A great fire attains quite a different heat from several small ones.
Another relation which determines the moral value of a victory is the numerical relation of the forces which have been in conflict with each other.

To beat many with few is not only a double success, but shows also a greater, especially a more general superiority, which the conquered must always be fearful of encountering again.

At the same time this influence is in reality hardly observable in such a case.

In the moment of real action, the notions of the actual strength of the enemy are generally so uncertain, the estimate of our own commonly so incorrect, that the party superior in numbers either does not admit the disproportion, or is very far from admitting the full truth, owing to which, he evades almost entirely the moral disadvantages which would spring from it.

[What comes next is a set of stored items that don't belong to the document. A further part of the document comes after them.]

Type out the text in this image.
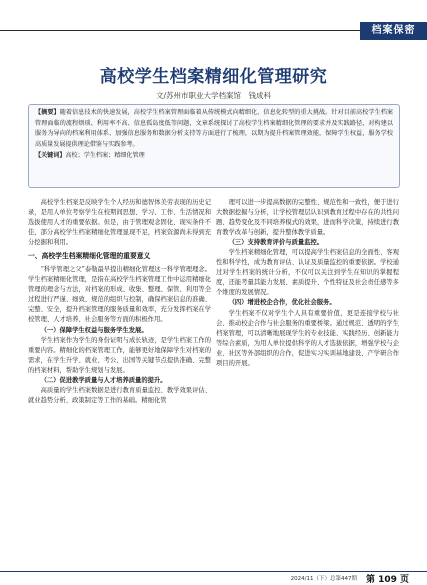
档案保密
高校学生档案精细化管理研究
文/苏州市职业大学档案馆　钱成科
【摘要】随着信息技术的快速发展，高校学生档案管理面临着从传统模式向精细化、信息化转型的重大挑战。针对目前高校学生档案管理面临的流程烦琐、利用率不高、信息孤岛度低等问题，文章系统探讨了高校学生档案精细化管理的要求并及实践路径，对构建以服务为导向的档案利用体系、加强信息服务和数据分析支持等方面进行了梳理，以期为提升档案管理效能，保障学生权益，服务学校高质量发展提供理论借鉴与实践参考。
【关键词】高校；学生档案；精细化管理

高校学生档案是反映学生个人经历和德智体美劳表现的历史记录，是用人单位考察学生在校期间思想、学习、工作、生活情况和选拔使用人才的重要依据。但是，由于管理观念固化、现实条件不佳，部分高校学生档案精细化管理显现不足，档案资源尚未得到充分挖掘和利用。

一、高校学生档案精细化管理的重要意义

“科学管理之父”泰勒最早提出精细化管理这一科学管理理念。学生档案精细化管理，是指在高校学生档案管理工作中运用精细化管理的理念与方法，对档案的形成、收集、整理、保管、利用等全过程进行严谨、细致、规范的组织与控制，确保档案信息的准确、完整、安全，提升档案管理的服务质量和效率，充分发挥档案在学校管理、人才培养、社会服务等方面的积极作用。

（一）保障学生权益与服务学生发展。

学生档案作为学生的身份证明与成长轨迹，是学生档案工作的重要内容。精细化的档案管理工作，能够更好地保障学生对档案的需求，在学生升学、就业、考公、出国等关键节点提供准确、完整的档案材料，帮助学生规划与发展。

（二）促进教学质量与人才培养质量的提升。

高质量的学生档案数据是进行教育质量监控、教学效果评估、就业趋势分析、政策制定等工作的基础。精细化管

理可以进一步提高数据的完整性、规范性和一致性，便于进行大数据挖掘与分析，让学校管理层认识到教育过程中存在的共性问题、趋势变化及不同培养模式的效果，进而科学决策，持续进行教育教学改革与创新，提升整体教学质量。

（三）支持教育评价与质量监控。

学生档案精细化管理，可以提高学生档案信息的全面性、客观性和科学性，成为教育评估、认证及质量监控的重要依据。学校通过对学生档案的统计分析，不仅可以关注到学生在知识的掌握程度，还能考量其能力发展、素质提升、个性特征及社会责任感等多个维度的发展情况。

（四）增进校企合作，优化社会服务。

学生档案不仅对学生个人具有重要价值，更是连接学校与社会、推动校企合作与社会服务的重要桥梁。通过规范、透明的学生档案管理，可以清晰地展现学生的专业技能、实践经历、创新能力等综合素质，为用人单位提供科学的人才选拔依据，增强学校与企业、社区等外部组织的合作，促进实习实训基地建设、产学研合作项目的开展。

2024/11（下）总第447期 第 109 页
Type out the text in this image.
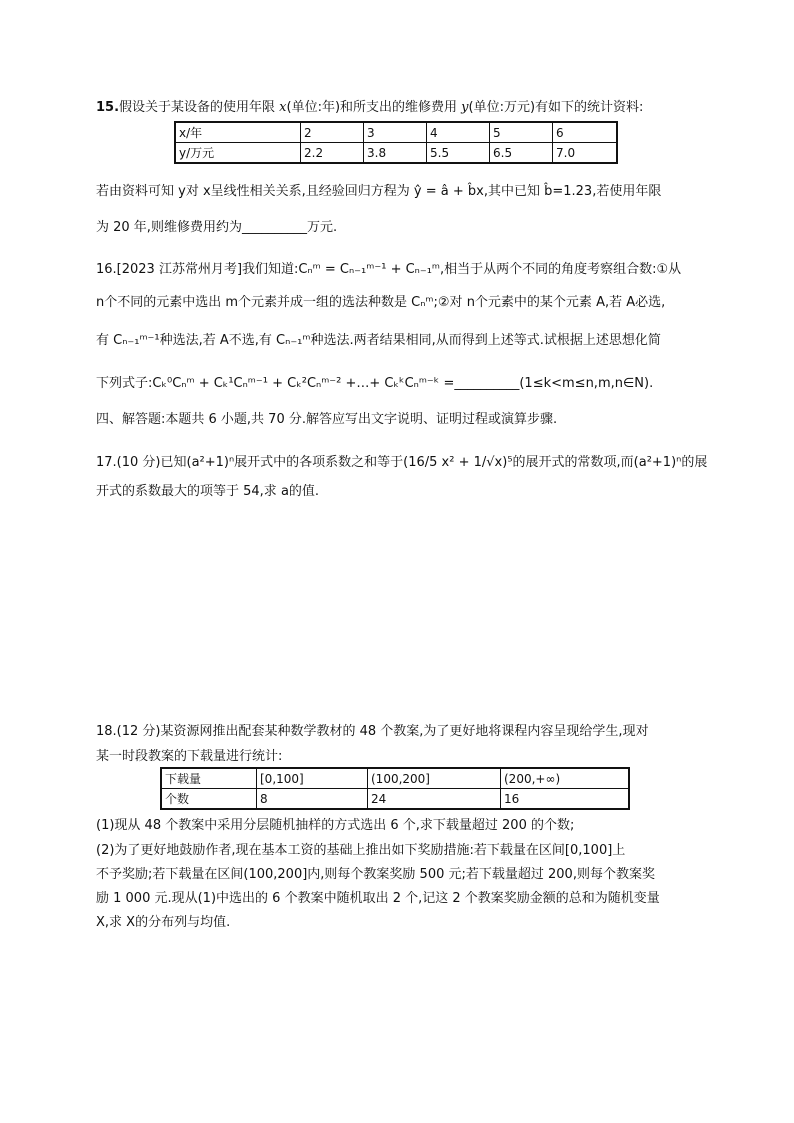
15.假设关于某设备的使用年限 x(单位:年)和所支出的维修费用 y(单位:万元)有如下的统计资料:
x/年	2	3	4	5	6
y/万元	2.2	3.8	5.5	6.5	7.0
若由资料可知 y对 x呈线性相关关系,且经验回归方程为 ŷ = â + b̂x,其中已知 b̂=1.23,若使用年限
为 20 年,则维修费用约为__________万元.
16.[2023 江苏常州月考]我们知道:Cₙᵐ = Cₙ₋₁ᵐ⁻¹ + Cₙ₋₁ᵐ,相当于从两个不同的角度考察组合数:①从
n个不同的元素中选出 m个元素并成一组的选法种数是 Cₙᵐ;②对 n个元素中的某个元素 A,若 A必选,
有 Cₙ₋₁ᵐ⁻¹种选法,若 A不选,有 Cₙ₋₁ᵐ种选法.两者结果相同,从而得到上述等式.试根据上述思想化简
下列式子:Cₖ⁰Cₙᵐ + Cₖ¹Cₙᵐ⁻¹ + Cₖ²Cₙᵐ⁻² +…+ CₖᵏCₙᵐ⁻ᵏ =__________(1≤k<m≤n,m,n∈N).
四、解答题:本题共 6 小题,共 70 分.解答应写出文字说明、证明过程或演算步骤.
17.(10 分)已知(a²+1)ⁿ展开式中的各项系数之和等于(16/5 x² + 1/√x)⁵的展开式的常数项,而(a²+1)ⁿ的展
开式的系数最大的项等于 54,求 a的值.
18.(12 分)某资源网推出配套某种数学教材的 48 个教案,为了更好地将课程内容呈现给学生,现对
某一时段教案的下载量进行统计:
下载量	[0,100]	(100,200]	(200,+∞)
个数	8	24	16
(1)现从 48 个教案中采用分层随机抽样的方式选出 6 个,求下载量超过 200 的个数;
(2)为了更好地鼓励作者,现在基本工资的基础上推出如下奖励措施:若下载量在区间[0,100]上
不予奖励;若下载量在区间(100,200]内,则每个教案奖励 500 元;若下载量超过 200,则每个教案奖
励 1 000 元.现从(1)中选出的 6 个教案中随机取出 2 个,记这 2 个教案奖励金额的总和为随机变量
X,求 X的分布列与均值.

It is only hereafter in history that the truth, long suppressed through ignorance, vanity, or a wise discretion, makes its appearance, and then it certainly casts a lustre on the Army and its Leader, but it can then do nothing more by its moral influence for events long past.
If prisoners and captured guns are those things by which the victory principally gains substance, its true crystallisations, then the plan of the battle should have those things specially in view; the destruction of the enemy by death and wounds appears here merely as a means to an end.
How far this may influence the dispositions in the battle is not an affair of Strategy, but the decision to fight the battle is in intimate connection with it, as is shown by the direction given to our forces, and their general grouping, whether we threaten the enemy's flank or rear, or he threatens ours.